Me obligó a mirarla a los ojos.

Titubeé pero no mucho tiempo.

– Vale, no iré.

Ella se volvió para alejarse. No hubo ningún beso, ni siquiera uno en la mejilla.

– ¿Ali?

– ¿Qué?

El pasillo de pronto pareció muy vacío.

– ¿Hemos acabado?

– ¿Quieres vivir en Scottsdale?

– ¿Quieres que te responda ahora mismo?

– No. Pero yo ya sé la respuesta. Tú también.

3

No estoy muy seguro de cuánto tiempo pasó. Quizás un minuto o dos. Entonces me fui hacia el coche. El cielo estaba gris. La llovizna me mojó. Me detuve por un momento, cerré los ojos y alcé el rostro al cielo. Pensé en Ali.
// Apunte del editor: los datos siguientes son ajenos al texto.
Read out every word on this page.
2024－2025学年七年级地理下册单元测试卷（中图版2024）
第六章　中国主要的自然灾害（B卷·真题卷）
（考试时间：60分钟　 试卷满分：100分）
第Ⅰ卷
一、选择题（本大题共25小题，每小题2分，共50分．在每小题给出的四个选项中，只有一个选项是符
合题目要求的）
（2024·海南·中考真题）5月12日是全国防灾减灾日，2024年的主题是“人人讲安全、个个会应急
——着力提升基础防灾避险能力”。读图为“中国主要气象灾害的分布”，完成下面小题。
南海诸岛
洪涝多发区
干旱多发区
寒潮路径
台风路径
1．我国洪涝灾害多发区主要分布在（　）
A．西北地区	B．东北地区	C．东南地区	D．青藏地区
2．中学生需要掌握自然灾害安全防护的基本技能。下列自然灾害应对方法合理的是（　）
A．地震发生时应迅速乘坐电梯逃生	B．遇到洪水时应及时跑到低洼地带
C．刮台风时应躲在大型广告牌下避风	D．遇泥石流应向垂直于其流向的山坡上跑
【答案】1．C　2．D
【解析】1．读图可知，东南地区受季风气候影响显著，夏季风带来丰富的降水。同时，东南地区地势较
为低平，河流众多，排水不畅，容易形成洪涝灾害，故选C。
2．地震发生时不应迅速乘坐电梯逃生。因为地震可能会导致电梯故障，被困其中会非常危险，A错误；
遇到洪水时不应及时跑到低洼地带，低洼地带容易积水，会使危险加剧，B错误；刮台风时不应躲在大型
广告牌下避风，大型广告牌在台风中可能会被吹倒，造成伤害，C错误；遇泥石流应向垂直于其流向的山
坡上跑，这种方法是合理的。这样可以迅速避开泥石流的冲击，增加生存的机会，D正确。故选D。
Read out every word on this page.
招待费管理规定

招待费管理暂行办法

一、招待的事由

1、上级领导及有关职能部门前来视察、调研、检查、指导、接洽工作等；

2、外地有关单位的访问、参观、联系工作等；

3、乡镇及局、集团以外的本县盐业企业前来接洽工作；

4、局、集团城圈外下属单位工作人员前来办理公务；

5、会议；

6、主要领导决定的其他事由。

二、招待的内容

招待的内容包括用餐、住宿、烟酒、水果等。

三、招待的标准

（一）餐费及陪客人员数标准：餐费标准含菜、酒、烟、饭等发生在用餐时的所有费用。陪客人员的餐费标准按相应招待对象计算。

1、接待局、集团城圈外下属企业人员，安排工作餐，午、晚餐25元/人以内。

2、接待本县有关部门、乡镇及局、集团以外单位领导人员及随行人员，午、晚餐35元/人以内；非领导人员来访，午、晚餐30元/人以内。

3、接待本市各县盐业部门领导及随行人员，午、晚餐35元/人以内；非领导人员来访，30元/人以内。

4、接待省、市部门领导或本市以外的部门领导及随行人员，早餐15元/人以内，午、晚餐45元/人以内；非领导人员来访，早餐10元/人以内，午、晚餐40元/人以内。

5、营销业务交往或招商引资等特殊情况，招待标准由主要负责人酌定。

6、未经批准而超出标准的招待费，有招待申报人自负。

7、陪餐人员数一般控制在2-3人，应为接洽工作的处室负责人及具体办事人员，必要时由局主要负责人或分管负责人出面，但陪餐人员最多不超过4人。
Pensé en Terese en un hotel de lujo de París.

Bajé el rostro, di dos pasos más y fue entonces cuando vi al entrenador Bobby y a sus colegas en un Ford Expedition.

Un suspiro.

Los cuatro estaban allí: el segundo entrenador Pat al volante, el entrenador Bobby en el asiento del copiloto y los otros dos trozos de carne con ojos sentados atrás. Saqué el móvil y apreté la tecla de marcado rápido. Win respondió a la primera.